As for the Apple show, Davidson said, “We have not heard of any new developments.”
Black and white
Although the relaunched Amazing Stories is a “slick” in industry terms, it’s not entirely slick-looking inside. The inside is all black-and-white, and most of the pages consist entirely of print in a relatively large font. What artwork exists is mostly drawings, not photos.
This had the advantage of reducing costs. Davidson says printing costs about $7,000, while buying nine pieces of fiction, an author profile, a film review and a couple of essays cost about same at the industry rate of 6 cents a word, which he says is lower than it should be. There may be more interior color later if advertising picks up (the biggest advertiser in the inaugural issue appears to be Scholastic Press, which touts a novel on the back cover), but overall Davidson doesn’t object to the minimalist approach.

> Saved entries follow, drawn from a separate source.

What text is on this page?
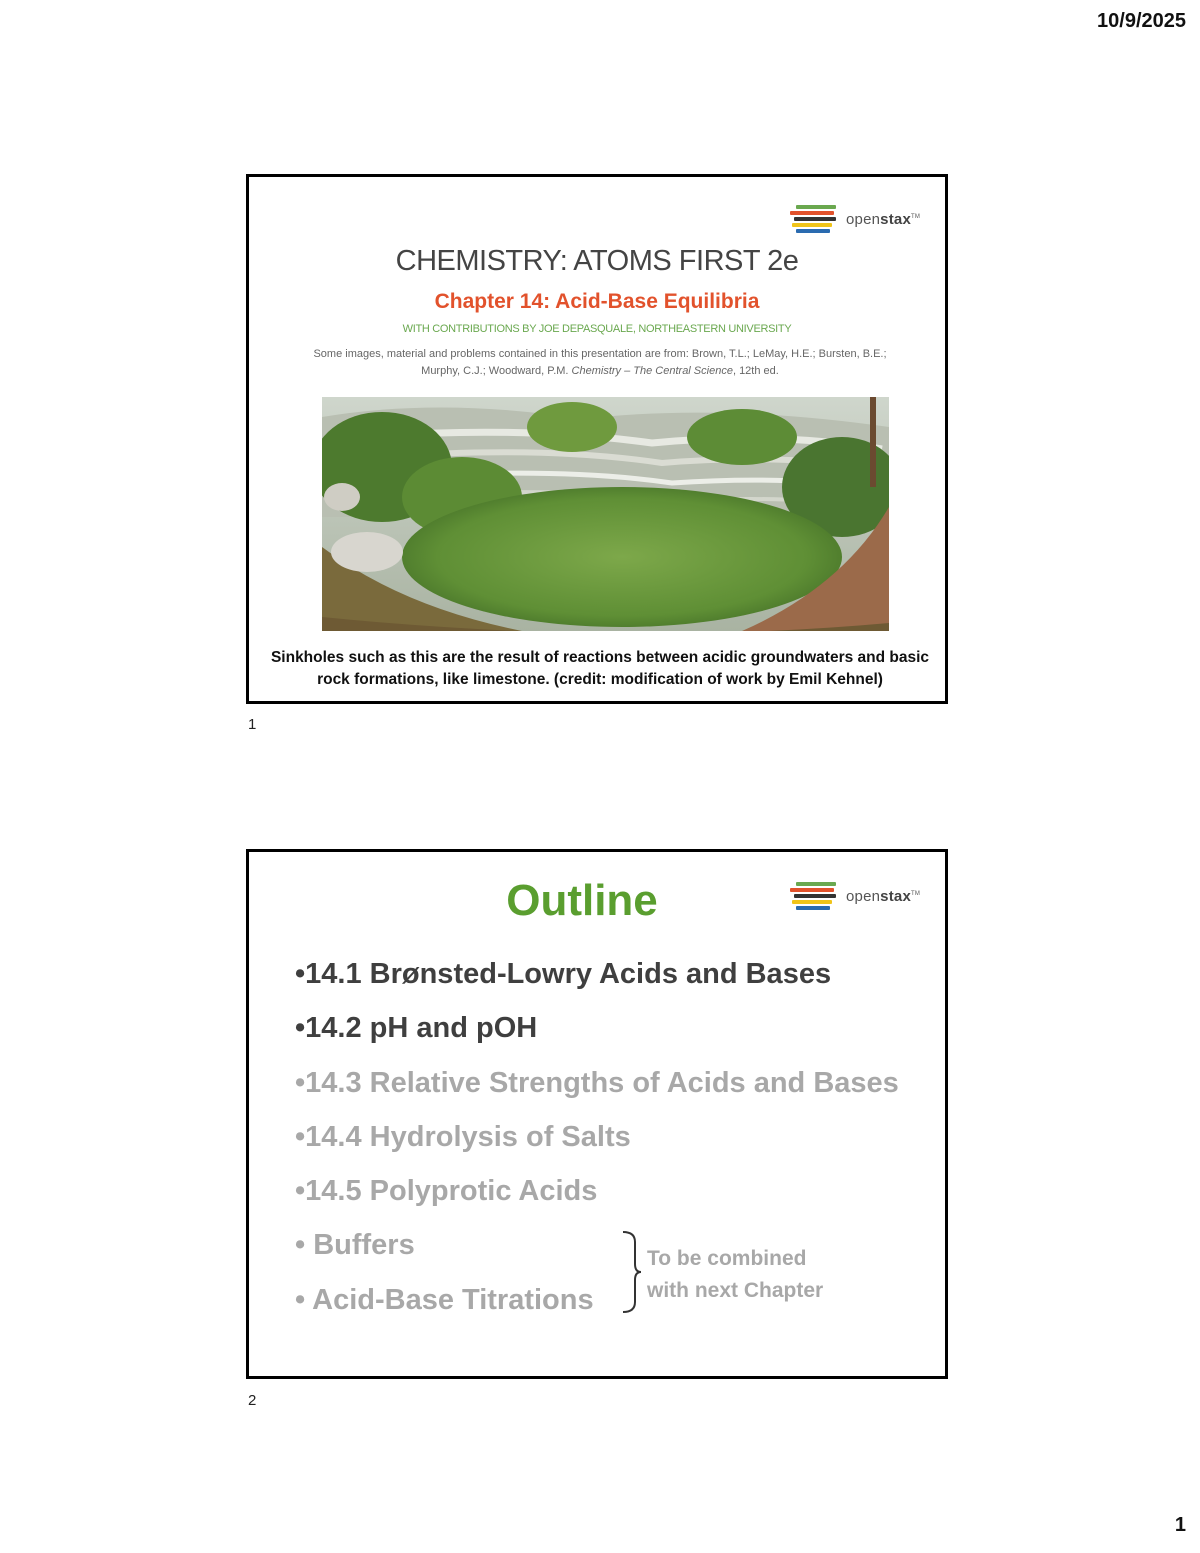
10/9/2025
openstax™
CHEMISTRY: ATOMS FIRST 2e
Chapter 14: Acid-Base Equilibria
WITH CONTRIBUTIONS BY JOE DEPASQUALE, NORTHEASTERN UNIVERSITY
Some images, material and problems contained in this presentation are from: Brown, T.L.; LeMay, H.E.; Bursten, B.E.; Murphy, C.J.; Woodward, P.M. Chemistry – The Central Science, 12th ed.
Sinkholes such as this are the result of reactions between acidic groundwaters and basic rock formations, like limestone. (credit: modification of work by Emil Kehnel)
1
openstax™
Outline
•14.1 Brønsted-Lowry Acids and Bases
•14.2 pH and pOH
•14.3 Relative Strengths of Acids and Bases
•14.4 Hydrolysis of Salts
•14.5 Polyprotic Acids
• Buffers
• Acid-Base Titrations
To be combined
with next Chapter
2
1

“This is how it was in pulp magazines – line drawings, back and white. We don’t mind harkening back to that kind of look,” he said.
There’s another thing about the magazine that harkens back to the genre’s past: Short stories. Back when Amazing Stories was first founded and for decades afterwards, short fiction, running from a few thousand to not much more than 20,000 words, was the main outlet for science fiction, fantasy and other parts of what is now called speculative fiction.
“That’s where the genre came from. It wasn’t until the ’50s with the emergence of paperback publications that people began combining short stories or expanding them into a novel-length work,” he said. “Everything has gone to long novels and series these days … Hardly anybody doesn’t have two or three series (of novels) going,” Davidson said.
“We (magazines) are all out here, trying to stem the tide against the diminishment of short fiction in the field.”
At the Science Fiction Convention, he says, he urged a number of established writers to submit short stories for future publication.
“Almost universally the answer was: I haven’t been writing short fiction for a long time, but I’ll think about it’,” he said.
How well this works remains to be seen, but Davidson is optimistic.
“Like the phonograph came back, vinyl records – we’re expecting print and short stories will come back, too,” he said.